Google's whole business-model includes keeping track of users' searches by putting 'cookies' (tracking devices) on users' own computers, and then using the results to customize ad offerings that pop up when we use their ingenious free search service.
In the era of the misnamed USA Patriot Act, which allows warrantless police searches that are not even disclosed to the target, Google plus Dick Cheney is a recipe for undoing the liberties for which the original patriots of the American Revolution bled and died. Under the Patriot Act, anyone suspected of enabling terrorism can be subjected to these fishing expeditions. Depending on a prosecutor's whims, that includes all of us.
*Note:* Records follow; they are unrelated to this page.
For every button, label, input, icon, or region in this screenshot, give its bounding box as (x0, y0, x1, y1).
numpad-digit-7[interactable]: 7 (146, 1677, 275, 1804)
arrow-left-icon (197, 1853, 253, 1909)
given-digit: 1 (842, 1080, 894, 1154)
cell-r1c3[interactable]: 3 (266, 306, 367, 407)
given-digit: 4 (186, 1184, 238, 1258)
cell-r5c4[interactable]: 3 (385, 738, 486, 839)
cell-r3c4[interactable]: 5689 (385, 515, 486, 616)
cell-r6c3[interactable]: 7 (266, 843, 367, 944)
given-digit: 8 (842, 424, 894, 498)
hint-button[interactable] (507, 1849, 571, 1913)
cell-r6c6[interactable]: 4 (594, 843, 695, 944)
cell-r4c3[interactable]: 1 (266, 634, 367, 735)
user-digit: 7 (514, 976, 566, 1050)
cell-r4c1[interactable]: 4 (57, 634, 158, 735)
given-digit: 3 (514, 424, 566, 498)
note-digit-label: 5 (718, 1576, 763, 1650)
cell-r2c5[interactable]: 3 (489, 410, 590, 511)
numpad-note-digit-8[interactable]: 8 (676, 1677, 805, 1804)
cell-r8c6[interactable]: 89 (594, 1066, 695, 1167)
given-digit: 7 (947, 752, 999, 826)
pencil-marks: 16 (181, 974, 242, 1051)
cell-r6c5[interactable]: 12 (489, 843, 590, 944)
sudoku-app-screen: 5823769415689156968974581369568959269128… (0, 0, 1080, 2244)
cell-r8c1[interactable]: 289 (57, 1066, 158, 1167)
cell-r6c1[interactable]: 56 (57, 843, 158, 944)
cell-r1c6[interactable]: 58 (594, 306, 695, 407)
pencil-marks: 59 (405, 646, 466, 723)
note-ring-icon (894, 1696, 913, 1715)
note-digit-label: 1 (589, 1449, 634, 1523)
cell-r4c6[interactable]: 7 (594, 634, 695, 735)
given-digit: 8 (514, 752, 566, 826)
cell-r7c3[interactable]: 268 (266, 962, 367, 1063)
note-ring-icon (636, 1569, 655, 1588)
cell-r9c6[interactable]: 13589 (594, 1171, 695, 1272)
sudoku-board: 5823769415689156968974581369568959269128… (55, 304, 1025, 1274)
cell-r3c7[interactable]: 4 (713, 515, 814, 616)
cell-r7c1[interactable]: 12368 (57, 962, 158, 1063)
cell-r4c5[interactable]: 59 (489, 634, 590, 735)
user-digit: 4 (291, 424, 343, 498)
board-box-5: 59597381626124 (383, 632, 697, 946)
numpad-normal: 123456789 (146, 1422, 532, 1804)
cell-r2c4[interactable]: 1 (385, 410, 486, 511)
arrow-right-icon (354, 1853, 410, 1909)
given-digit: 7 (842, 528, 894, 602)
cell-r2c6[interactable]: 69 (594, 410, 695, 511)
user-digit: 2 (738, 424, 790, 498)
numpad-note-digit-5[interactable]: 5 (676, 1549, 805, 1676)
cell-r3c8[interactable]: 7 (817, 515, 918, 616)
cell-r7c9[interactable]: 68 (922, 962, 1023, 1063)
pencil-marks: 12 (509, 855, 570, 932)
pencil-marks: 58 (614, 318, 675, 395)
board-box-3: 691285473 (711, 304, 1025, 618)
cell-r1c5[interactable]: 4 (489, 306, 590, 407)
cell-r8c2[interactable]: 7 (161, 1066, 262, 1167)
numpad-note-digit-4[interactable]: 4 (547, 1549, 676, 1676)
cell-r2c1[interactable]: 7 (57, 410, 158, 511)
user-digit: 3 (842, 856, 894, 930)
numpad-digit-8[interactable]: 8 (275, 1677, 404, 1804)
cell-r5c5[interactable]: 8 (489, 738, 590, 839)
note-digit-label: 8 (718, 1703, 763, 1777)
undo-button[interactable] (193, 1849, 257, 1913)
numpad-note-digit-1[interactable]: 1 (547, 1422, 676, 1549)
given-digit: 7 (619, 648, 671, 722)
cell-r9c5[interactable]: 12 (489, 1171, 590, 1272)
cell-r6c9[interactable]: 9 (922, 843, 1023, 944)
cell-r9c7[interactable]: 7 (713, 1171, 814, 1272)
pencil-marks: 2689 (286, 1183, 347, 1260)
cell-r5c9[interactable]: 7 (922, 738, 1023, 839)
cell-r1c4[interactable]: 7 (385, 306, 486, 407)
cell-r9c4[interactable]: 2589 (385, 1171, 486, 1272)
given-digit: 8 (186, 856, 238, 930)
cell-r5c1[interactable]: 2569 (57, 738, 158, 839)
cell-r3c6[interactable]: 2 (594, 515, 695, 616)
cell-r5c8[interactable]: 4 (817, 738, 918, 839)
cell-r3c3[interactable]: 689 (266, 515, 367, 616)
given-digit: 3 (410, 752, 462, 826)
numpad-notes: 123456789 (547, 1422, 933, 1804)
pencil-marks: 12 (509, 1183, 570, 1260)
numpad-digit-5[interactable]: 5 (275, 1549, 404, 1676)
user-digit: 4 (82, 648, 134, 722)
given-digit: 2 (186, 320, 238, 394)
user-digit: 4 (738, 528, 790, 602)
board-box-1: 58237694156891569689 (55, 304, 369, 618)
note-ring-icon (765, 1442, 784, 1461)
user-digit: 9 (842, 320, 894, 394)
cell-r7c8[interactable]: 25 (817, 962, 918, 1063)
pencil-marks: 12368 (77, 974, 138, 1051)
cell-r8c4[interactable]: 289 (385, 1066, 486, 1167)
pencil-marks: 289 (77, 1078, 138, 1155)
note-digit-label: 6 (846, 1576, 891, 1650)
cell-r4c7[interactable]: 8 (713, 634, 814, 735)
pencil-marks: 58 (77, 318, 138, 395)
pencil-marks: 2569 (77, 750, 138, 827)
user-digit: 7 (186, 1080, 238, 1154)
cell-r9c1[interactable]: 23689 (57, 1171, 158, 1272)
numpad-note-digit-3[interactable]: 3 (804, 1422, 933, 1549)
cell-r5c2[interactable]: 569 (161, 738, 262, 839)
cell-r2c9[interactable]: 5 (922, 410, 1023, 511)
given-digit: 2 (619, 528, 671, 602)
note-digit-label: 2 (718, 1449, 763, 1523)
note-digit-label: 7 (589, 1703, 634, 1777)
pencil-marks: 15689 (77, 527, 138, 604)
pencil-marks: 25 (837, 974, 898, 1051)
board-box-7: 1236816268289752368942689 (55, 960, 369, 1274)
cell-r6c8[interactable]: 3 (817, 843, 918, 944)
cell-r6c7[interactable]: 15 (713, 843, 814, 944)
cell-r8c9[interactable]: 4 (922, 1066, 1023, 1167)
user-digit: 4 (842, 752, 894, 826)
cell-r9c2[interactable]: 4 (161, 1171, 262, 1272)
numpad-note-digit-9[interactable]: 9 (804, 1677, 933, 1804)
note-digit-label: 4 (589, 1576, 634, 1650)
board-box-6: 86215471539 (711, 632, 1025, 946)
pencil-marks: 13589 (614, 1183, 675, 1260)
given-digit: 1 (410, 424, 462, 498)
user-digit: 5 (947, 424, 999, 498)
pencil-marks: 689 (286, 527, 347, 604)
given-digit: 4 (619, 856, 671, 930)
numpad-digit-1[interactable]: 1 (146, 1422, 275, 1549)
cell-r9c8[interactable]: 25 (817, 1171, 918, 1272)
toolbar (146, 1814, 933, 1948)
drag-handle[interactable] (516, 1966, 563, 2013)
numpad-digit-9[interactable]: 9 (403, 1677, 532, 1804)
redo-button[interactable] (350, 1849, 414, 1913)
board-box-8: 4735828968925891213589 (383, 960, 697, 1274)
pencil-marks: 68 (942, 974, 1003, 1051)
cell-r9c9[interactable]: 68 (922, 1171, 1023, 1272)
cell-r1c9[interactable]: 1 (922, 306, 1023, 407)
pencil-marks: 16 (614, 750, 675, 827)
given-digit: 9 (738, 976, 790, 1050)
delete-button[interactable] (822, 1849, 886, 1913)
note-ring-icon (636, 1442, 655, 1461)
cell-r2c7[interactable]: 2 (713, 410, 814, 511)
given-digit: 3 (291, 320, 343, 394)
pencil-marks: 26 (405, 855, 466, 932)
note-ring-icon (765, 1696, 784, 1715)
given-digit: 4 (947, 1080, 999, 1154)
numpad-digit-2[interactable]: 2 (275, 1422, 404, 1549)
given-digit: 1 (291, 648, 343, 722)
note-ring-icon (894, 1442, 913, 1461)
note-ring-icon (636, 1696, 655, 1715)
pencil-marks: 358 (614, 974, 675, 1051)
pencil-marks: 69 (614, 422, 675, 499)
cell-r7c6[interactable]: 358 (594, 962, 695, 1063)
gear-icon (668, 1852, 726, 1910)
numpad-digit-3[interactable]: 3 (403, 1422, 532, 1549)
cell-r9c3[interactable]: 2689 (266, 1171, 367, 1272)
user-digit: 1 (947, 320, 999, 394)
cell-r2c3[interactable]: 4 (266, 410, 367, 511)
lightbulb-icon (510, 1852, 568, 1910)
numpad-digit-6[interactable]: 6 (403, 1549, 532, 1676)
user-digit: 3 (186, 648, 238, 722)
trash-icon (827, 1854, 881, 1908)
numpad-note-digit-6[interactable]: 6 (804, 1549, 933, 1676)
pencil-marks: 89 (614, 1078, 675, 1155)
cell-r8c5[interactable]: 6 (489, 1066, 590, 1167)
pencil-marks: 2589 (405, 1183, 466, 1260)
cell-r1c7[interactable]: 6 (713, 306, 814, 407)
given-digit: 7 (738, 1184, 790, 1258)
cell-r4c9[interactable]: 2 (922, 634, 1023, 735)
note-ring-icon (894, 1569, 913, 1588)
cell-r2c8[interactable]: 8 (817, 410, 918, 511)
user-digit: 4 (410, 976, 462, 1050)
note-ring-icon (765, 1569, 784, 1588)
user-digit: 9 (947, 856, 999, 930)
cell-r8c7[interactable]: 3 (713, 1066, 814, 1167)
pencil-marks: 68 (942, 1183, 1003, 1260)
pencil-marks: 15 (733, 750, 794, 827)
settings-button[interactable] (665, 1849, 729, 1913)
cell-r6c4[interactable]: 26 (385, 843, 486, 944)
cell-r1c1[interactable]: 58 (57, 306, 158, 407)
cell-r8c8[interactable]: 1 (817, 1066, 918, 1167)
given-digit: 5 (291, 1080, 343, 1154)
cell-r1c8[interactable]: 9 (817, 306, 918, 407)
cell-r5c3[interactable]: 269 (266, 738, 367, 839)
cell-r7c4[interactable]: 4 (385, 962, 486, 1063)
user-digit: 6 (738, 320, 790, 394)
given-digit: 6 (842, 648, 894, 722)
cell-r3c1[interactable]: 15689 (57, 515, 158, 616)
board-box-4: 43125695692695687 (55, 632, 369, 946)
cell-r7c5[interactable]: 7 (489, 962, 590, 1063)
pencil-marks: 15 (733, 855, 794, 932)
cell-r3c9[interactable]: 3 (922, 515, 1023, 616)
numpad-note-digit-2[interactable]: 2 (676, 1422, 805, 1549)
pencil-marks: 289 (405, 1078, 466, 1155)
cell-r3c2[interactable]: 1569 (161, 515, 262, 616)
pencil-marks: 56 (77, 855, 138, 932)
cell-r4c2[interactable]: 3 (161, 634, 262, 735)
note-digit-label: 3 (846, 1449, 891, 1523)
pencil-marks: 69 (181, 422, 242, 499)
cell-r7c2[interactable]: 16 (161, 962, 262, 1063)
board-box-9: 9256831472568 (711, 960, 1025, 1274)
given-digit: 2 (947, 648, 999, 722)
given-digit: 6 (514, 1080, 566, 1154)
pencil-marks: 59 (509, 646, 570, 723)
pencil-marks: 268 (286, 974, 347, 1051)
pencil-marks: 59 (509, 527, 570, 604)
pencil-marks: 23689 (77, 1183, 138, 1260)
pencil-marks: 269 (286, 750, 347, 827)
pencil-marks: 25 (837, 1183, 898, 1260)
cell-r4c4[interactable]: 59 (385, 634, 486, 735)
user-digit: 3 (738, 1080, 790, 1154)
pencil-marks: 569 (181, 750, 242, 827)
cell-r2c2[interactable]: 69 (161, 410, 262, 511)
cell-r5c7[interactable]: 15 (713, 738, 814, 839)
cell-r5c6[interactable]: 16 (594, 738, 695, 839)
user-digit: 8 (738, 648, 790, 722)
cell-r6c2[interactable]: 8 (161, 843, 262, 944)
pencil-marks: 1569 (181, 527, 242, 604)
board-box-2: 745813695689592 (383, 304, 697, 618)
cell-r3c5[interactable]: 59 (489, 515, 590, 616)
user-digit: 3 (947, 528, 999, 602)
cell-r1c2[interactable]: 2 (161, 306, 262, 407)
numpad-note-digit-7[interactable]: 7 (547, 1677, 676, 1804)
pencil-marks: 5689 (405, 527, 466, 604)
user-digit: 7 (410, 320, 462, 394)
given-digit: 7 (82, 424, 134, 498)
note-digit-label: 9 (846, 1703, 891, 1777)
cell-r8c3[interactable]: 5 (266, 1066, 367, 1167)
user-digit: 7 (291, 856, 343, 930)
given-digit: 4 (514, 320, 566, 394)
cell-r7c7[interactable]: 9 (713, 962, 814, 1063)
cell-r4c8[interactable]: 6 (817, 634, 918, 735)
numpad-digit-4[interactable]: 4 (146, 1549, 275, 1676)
In the 18th-century era of star-chamber courts and despotic monarchs, the US Constitution put an end to government as prosecutor, judge, and jury. Unreasonable searches and seizures were explicitly prohibited by the Sixth Amendment. People (not just citizens) were guaranteed the right to confront their accusers and to know the charges against them. There were no 'national security' loopholes.
Google's internal slogan is, charmingly, "Don't be evil." Well, the interaction of cyber-snooping and the unreasonable searches authorized by the Patriot Act is pure evil.
Herewith an idea that I am putting into the public domain, which could make some computer-whiz a billionaire: One of Google's competitors could guarantee users of its search engines that all data keeping track of searches will be permanently discarded after 24 hours. The search process could still learn a broad pattern of users' purchasing tastes, if we wish to be party to a bargain of being marketed to in exchange for the convenience of free searches.
The same libertarian computer entrepreneur could offer e-mail software, in which old messages are permanently erased unless the user deliberately opts to retain them.
Google, like Microsoft and IBM before it, may be the current market leader in whiz-bang technology based on sheer inventive genius. But if Google is not careful, some competitor with a genuine regard for privacy could displace it.